Hospitals also didn't prepare them "for the experience of being in a
nursing facility."
Rather
than a post-acute care facility's quality, families are often making decisions
based on convenience. "In the end, location and access to
transportation were often the pivotal factors in a patient's choice,"
Levine said.
The
other study, written by UHF program manager Pooja Kothari and Joan Guzik,
director of quality improvement for UHF's Quality Institute, explored the
experiences of administrators and frontline staff at eight hospitals and five
nursing homes in the New York area. The researchers found that "efficiency
pressures, insurance constraints, authorization delays and regulations"

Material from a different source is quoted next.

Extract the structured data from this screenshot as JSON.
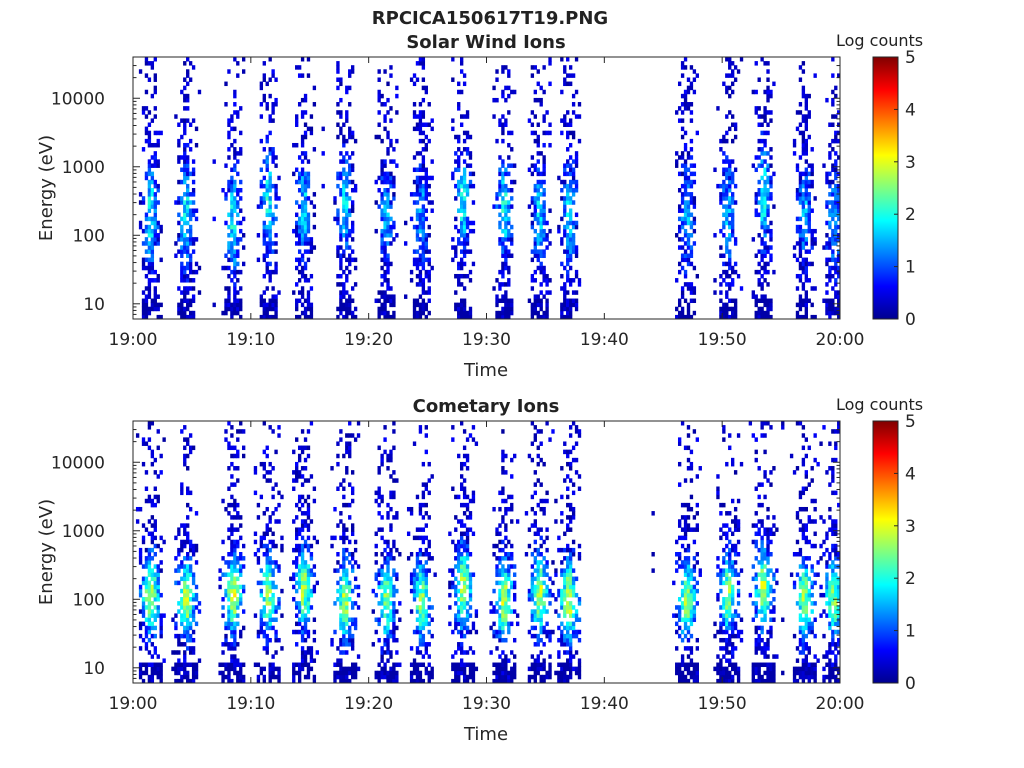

often hamper the transfer.
"Hospital
staff members are often under immense pressure to minimize the length of
hospital stays while managing a complex process involving the need to align
multiple stakeholders around the discharge plan," Kothar said in a
statement. "The unfortunate reality is that the best solution may not be
possible when high-quality, post-acute care facilities have few available
beds."
CMS
and other payers have increasingly looked to reduce the costs associated with
post-acute care and readmissions. A recent New England Journal of Medicine report
found that facilities in the Comprehensive Care for Joint Replacement
bundled payment model experienced lower healthcare costs by reducing the
percentage of episodes in which patients were discharged to post-acute
facilities by 6%.
"Post-acute
care services may be the easiest target for hospitals to decrease episode-level
spending because it is often unclear when these services are beneficial or what
intensity of post-acute care is most appropriate," the study researchers
wrote.
The
two new United Hospital Fund studies argued that educating families about their
options and improving processes during the transition are other ways to improve
post-acute care that go beyond the bottom line.